04.03.2024 par LR
num.337 avril 2024 p.24
Le festin du petit cochon – Conte de Pâques

Parler d’un petit cochon à Pâques, c’est un peu farfelu ! On est au temps des lapins sous toutes les formes et les couleurs.
A vrai dire, Groingroin, notre animal tout rose à la queue en tire-bouchon, à la panse bien remplie, court sur ses pattes, ongulées, ses oreilles pointues à l’écoute, et ses yeux bleus écarquillés qui nous regardent d’un air angélique, se rendait sympathique à le voir trotter dans son carré de verdure.
Dans la ferme du Père Léonard, le cochon vivait une vie heureuse, bien soigné et nourri abondamment par ses maîtres. Dans sa pitance, à part l’herbe des prés, se trouvaient restes de repas, épluchures de légumes, salades brûlées, vieilles céréales, ou bricoles de viande desséchées, pelures de fruits et autant de pommes ratatinées. Il mangeait les trois-quarts de la journée et trottinait pour faciliter sa digestion. Il est vrai que dans le pré existaient aussi en sa compagnie, une vache, un mouton, deux-trois lapins et quelques poules.
Pâques sonnant ses cloches donna à Mme Léonard, la fermière, une idée saugrenue. En cette période – carême ou pas – tout le monde mange du chocolat. Qu’il soit noir, corsé, blanc, au lait, aux noisettes ou même à l’orange, la saveur du lapin de Pâques en est double. Sans compter les petits œufs en chocolat en plus ou sous forme de bonbons à sucer, à croquer, à avaler avec délectation. Les œufs des poules, c’est une chose ! Ils servent à être cuits durs, mollets, en omelette, ou au plat, mais surtout à être peints et décorés par et pour les enfants, pour mieux garnir les tables ou tout simplement, aller les découvrir dans les différentes cachettes du jardin.
                                 Ce jour-là, c’est la grande fête à la ferme.

Enfants, petits-enfants, amis, voisins, viennent à la fois faire leurs emplettes, mais surtout partager un grand repas communautaire. Différents plats de viande, de légumes, de fruits, de gâteaux, boissons à gogo et comme dessert, en plus, les lapins de Pâques en chocolat, de toute grandeur, forme et variétés succulentes, sans oublier celui tout d’or habillé avec sa petite clochette orné d’un ruban rouge autour du cou. On a pu donc se régaler toute la journée, sous l’œil hagard des animaux de la ferme.

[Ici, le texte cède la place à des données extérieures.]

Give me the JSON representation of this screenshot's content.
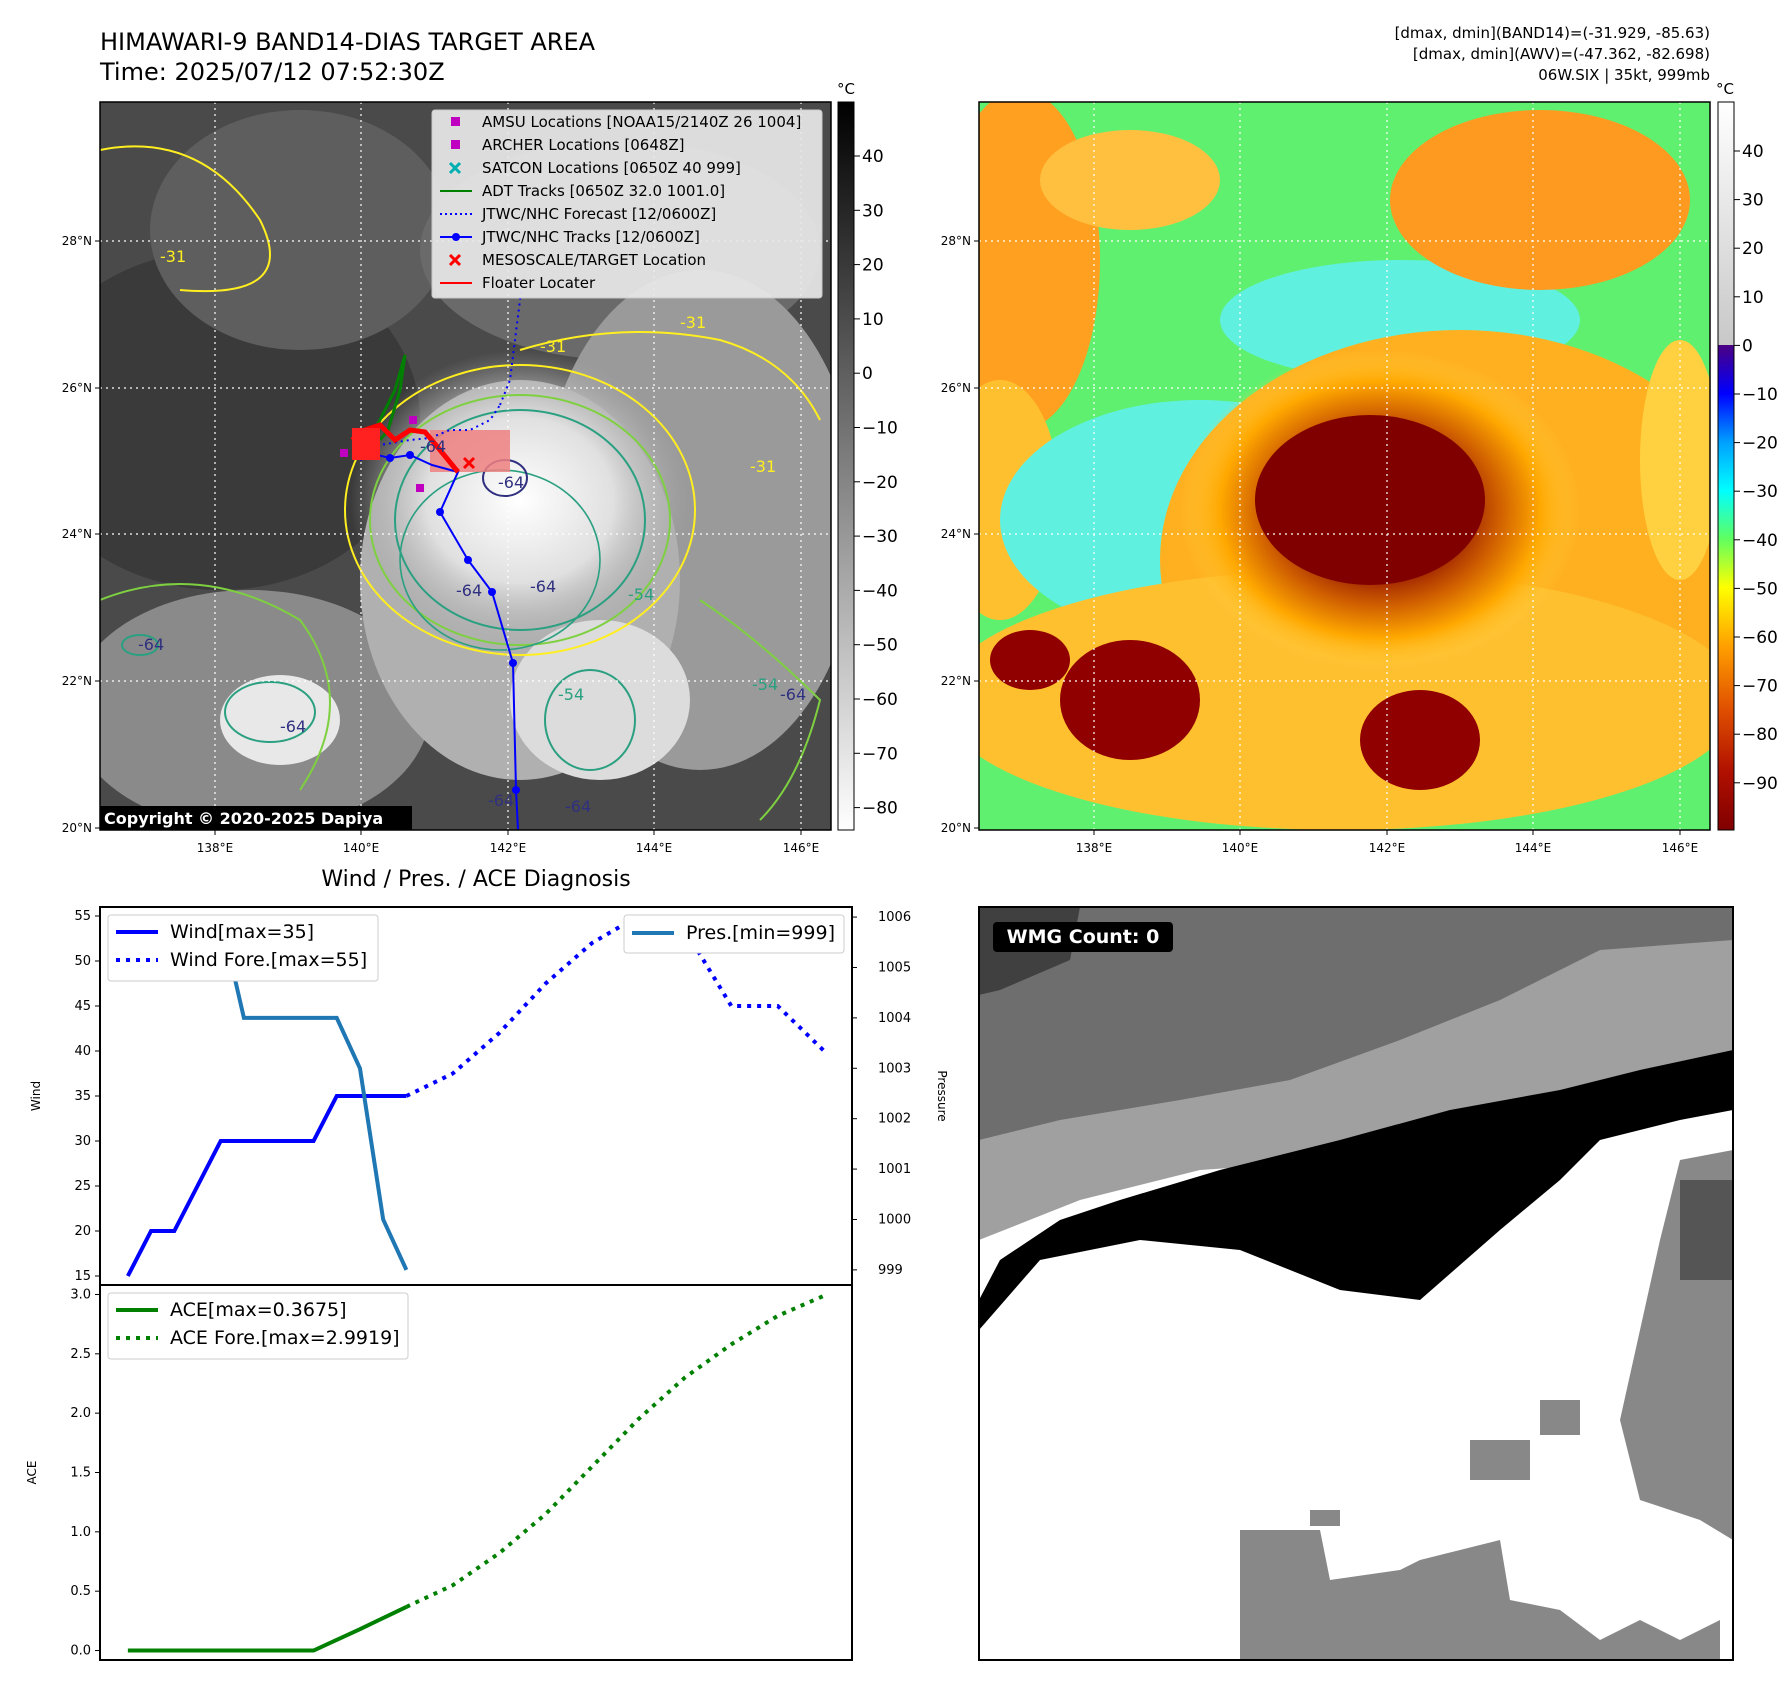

Le soir venu, rangeant tous ces plats plus ou moins garnis, notre fermière n’eut qu’une idée : donner tout à Groingroin. La mangeoire fut bien vite remplie, au grand bonheur de notre petit cochon. Mais ce qu’il découvrit fut les restants de chocolat non mangés ou entamés avec des bribes de papier doré ou multicolore en alu fin. Tout y avait passé ! Groingroin n’a jamais goûté du chocolat. Quelle idée ! Mais dans l’effervescence de la fête et du nombre de personnes venues, on n’a pas trop regardé les détails, et surtout, heureux de tenir compagnie à Groingroin, de lui donner à manger, de le caresser et de lui raconter mille histoires. Notre petit cochon se laissait faire tranquillement, docilement, grognant de temps en temps de plaisir.
A son repas du soir, notre animal gavé de tous côtés, se réserva quelques bouchées supplémentaires. Il tomba sur les morceaux de chocolat, avec ou sans papier, s’en délecta à n’en plus pouvoir que son groin se trouva aussi noir qu’une bouillie de chocolat. Il ne manquait plus qu’un chapeau bleu ou vert sur la tête, et le clown aurait apparu dans toute sa splendeur !
Après un tel festin, il fallut se promener pour digérer. Le parcours ne fut pas long. Il s’affala au bout du pré, agita ses pattes un peu lourdes, regarda le ciel étoilé et s’endormit dans les plus beaux rêves de Pâques en chocolat, garnis de petits lapins blancs, roses, bleus, verts, jaunes, rouges et cie. La nuit n’en fut que plus douce ! et Groingroin fut aux anges, car son festin resta inoubliable dans sa mémoire de gentil cochon.